A Gradient Boosting Machines implementation with a couple of experimental tricks.
The GBM implementation is super bare-bones, only providing fit() and predict() with a hard-coded MSE loss function.
There are 3 tricks related to regularization: (1) make the split penalty a function of the root variance (2) use Laplacian smoothing on the leaf weights (3) re-bin frequently and semi-randomly
With better regularization, it becomes practical to use TRINARY trees. This has a bit better accuracy XGBoost and LightGBM on most of my (extremely crude) benchmarks.
See #implementation-tricks below for more details.
TODO:
- make this easier
- make the files / package installed by setup.py cleaner
- test & document with ubuntu via Dockerfile
- check in Agaricus and any of the smaller benchmarks that we can
Needs OpenMP to build the C code. On my machine (Mac OS X 10.15) I got that working by switching to the LLVM clang installed by brew install llvm.
The benchmarks require data from various kaggle competitions. Downloading each one requires clicking through some TOS with Kaggle.

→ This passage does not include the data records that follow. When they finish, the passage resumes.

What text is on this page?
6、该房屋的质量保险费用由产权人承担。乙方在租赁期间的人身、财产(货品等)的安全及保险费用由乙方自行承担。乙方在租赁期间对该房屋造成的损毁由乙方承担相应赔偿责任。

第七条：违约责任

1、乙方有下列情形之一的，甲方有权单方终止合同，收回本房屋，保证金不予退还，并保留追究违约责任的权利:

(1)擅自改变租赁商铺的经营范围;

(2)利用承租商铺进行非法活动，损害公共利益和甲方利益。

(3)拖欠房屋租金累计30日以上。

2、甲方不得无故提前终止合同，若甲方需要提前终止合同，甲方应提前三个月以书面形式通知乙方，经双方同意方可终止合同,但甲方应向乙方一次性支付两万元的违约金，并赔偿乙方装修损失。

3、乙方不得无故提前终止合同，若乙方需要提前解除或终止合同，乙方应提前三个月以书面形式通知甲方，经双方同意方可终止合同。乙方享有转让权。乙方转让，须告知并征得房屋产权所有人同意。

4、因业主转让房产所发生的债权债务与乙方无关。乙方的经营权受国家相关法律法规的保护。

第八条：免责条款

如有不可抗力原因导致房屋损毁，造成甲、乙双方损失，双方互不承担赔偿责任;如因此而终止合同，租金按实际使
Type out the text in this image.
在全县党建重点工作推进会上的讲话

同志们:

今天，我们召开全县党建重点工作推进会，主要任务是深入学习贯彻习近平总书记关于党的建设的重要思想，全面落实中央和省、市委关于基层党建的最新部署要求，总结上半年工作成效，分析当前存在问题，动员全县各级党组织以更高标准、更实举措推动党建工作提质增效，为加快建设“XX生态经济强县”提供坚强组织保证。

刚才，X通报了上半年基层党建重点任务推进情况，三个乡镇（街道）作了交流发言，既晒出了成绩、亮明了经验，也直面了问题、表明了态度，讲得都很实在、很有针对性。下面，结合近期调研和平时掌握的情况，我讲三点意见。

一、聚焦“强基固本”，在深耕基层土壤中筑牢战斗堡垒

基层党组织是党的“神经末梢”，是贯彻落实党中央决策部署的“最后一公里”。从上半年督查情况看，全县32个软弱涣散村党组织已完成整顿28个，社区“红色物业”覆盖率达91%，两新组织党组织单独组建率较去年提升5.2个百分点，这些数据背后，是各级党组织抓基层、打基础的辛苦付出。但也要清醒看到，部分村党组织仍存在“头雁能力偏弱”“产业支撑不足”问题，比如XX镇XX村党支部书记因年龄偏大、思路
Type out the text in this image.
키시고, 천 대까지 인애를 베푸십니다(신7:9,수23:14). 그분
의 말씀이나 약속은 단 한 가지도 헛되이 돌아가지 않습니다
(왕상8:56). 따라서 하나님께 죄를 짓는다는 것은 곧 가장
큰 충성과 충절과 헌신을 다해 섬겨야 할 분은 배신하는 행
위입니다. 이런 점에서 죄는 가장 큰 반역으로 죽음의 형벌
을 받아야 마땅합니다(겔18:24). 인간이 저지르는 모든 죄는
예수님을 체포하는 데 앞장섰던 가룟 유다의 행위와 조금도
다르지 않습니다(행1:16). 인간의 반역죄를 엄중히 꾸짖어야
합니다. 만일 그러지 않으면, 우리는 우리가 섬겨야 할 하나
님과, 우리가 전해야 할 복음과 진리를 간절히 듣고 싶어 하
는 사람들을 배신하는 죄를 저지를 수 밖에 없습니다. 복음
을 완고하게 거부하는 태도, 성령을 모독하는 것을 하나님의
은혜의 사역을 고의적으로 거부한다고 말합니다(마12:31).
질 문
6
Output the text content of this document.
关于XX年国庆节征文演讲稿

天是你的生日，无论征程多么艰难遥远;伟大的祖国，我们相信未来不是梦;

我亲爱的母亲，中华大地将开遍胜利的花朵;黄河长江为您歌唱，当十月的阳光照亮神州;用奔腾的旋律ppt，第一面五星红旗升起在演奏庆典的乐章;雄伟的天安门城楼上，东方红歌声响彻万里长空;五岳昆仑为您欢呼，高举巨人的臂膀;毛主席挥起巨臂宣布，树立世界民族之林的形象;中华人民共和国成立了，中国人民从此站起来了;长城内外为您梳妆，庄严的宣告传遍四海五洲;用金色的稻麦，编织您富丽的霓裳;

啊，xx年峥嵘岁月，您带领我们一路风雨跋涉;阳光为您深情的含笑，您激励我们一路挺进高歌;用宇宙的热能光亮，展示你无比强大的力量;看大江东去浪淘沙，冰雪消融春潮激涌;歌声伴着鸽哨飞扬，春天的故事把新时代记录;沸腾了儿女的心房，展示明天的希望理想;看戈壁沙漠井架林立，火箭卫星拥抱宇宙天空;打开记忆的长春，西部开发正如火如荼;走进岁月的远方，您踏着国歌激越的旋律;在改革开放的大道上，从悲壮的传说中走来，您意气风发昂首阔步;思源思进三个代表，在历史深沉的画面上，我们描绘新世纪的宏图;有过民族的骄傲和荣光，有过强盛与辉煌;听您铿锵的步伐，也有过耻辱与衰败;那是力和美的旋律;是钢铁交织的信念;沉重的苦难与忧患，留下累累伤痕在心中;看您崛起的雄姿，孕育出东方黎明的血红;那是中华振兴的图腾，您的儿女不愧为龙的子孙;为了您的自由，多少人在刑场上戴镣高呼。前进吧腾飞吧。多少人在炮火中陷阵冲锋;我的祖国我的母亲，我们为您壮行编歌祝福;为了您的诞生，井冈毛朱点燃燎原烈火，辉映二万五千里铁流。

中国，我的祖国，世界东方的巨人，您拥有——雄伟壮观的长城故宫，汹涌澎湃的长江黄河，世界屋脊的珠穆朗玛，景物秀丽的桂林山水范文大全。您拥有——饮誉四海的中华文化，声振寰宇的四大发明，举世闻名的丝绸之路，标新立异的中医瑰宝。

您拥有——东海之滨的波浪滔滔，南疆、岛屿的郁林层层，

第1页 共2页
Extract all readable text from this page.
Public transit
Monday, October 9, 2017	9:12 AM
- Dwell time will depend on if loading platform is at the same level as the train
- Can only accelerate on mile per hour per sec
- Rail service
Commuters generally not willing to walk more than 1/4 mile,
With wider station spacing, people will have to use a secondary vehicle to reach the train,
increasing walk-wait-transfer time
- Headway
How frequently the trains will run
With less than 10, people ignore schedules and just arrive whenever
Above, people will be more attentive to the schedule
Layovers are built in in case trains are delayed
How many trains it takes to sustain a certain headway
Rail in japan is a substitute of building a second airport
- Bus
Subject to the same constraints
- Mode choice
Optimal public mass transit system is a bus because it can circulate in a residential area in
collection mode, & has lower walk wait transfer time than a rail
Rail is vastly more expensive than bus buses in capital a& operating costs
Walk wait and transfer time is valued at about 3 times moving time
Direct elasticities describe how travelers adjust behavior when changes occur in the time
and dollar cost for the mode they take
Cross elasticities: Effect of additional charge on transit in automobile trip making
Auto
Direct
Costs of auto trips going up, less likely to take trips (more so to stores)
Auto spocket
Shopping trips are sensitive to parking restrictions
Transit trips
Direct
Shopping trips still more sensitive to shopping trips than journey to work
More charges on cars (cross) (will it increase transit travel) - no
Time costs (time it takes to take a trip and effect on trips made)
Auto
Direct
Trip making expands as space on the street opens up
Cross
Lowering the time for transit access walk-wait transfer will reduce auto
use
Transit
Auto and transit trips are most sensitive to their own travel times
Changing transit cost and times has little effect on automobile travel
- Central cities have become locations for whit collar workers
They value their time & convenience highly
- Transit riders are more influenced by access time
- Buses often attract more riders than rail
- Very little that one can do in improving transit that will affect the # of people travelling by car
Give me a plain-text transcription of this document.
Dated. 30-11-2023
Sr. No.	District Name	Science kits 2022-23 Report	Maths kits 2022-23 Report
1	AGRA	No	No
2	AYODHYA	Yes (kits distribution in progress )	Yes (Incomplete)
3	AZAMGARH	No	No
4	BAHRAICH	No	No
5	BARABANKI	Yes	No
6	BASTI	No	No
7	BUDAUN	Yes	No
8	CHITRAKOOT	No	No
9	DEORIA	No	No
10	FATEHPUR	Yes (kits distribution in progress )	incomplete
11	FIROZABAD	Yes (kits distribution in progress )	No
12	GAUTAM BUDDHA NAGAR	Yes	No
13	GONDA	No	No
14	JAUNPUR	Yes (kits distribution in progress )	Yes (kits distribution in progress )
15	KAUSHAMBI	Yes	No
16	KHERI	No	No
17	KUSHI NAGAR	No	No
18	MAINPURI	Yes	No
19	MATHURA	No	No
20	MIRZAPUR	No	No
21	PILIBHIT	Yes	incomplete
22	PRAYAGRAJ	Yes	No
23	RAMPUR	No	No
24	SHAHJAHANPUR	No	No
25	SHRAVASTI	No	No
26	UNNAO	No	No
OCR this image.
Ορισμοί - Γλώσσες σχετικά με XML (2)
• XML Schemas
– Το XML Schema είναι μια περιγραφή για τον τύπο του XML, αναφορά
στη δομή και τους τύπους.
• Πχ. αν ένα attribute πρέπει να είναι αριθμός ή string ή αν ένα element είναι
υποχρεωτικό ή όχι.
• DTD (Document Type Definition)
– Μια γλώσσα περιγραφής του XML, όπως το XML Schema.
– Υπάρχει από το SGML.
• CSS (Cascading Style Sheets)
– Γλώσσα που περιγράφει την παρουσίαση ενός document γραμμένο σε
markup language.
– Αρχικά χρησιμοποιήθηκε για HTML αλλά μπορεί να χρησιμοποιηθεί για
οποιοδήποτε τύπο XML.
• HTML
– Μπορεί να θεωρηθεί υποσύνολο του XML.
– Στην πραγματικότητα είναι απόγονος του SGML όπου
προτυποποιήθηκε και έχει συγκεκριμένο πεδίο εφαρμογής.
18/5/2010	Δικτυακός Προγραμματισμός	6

The most useful one so far is the M5 competition from https://www.kaggle.com/c/m5-forecasting-accuracy. Download the data files to data/m5. It takes 2-3 minutes to train a 100-tree model, which is short enough to iterate quickly, but long enough to measure performance bottlenecks.
TODO:
- separate the library from the benchmarks so it's easy to import the library into a custom project
make run TREE_COUNT=100
This builds the C code, runs tests, and then runs a suite of benchmarks against XGBoost. Smaller tree counts are faster when iterating quickly on new ideas.